The poem The Hollow Men by T. S. Eliot conveys a strange sense of beauty through a series of imagery. In the beginning of the poem, Eliot portrays an illustration of a group of people while addressing the reader using “we”, describing us as “the stuffed men/ Leaning together/ Headpiece filled with straw”. Our voices are dry, and when we whisper together, the sounds “are quiet and meaningless/ As wind in dry grass/ Or rats’ feet over broken glass/ In our dry cellar”. The image of the wind, dry grass, cellar and rat create a feeling of despair and disgust We are being described like a pile of scarecrows, lifeless and unintelligent. The author thinks that our daily conversations are pointless exchange of words about trivial matters, and the listeners do not care enough to listen. This part starts off the entire poem with a dark and sad atmosphere.

 

Since the poem was published in the same year as The Great Gatsby by Fitzgerald, those two literary works share some ideologies. They both think that people seem to be living a wonderful life, their hearts are dead and pulled down by the weight of money and materialism.
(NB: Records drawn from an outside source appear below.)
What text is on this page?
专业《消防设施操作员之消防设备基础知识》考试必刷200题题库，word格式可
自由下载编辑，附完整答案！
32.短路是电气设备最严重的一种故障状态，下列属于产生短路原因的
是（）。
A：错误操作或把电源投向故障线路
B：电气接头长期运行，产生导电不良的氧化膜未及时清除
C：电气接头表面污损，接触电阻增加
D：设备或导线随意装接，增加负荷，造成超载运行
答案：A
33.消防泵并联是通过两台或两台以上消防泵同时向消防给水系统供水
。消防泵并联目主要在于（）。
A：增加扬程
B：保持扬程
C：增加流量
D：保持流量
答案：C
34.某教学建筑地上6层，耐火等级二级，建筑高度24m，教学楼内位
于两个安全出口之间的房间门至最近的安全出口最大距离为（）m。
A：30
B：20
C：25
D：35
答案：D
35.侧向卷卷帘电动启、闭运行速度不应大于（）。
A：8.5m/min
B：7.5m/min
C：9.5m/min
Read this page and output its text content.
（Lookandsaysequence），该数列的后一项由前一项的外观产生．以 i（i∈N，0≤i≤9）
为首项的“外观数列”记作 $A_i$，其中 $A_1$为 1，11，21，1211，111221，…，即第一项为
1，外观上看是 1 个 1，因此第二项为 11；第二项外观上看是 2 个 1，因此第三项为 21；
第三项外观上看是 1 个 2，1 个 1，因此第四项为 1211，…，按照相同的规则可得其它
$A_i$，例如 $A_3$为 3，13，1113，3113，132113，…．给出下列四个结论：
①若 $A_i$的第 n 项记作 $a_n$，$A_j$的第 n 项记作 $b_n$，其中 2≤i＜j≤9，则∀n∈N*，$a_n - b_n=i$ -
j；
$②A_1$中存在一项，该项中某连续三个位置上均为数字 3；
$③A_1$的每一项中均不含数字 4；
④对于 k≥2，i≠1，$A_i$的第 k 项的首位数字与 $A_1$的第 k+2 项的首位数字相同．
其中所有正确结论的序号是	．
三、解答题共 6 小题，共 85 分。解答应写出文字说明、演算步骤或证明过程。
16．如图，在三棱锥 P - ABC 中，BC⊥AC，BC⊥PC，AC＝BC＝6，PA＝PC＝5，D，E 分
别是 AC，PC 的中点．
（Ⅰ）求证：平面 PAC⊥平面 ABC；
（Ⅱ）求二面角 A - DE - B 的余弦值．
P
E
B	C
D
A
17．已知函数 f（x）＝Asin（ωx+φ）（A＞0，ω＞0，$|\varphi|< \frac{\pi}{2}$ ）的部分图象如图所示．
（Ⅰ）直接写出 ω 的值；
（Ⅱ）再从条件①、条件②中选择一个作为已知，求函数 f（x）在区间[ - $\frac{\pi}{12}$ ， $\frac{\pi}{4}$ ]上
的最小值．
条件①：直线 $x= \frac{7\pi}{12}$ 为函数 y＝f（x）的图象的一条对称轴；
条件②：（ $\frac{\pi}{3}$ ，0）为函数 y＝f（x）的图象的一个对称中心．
The beauty of both pieces of literature come from their melancholy. The novel and the poem revolve around the ideas of death and despair that are often connected with the poor especially during the 1900s. The beginning of IV in the poem describes the eyes, saying that “the eyes are not here/ there are no eyes here/ In this valley of dying stars/ In this hollow valley/ This broken jaw of our lost kingdoms”. This part parallels with the Valley of Ashes in The Great Gatsby, where the eyes of Dr. Eckleberg watch over the death of Myrtle.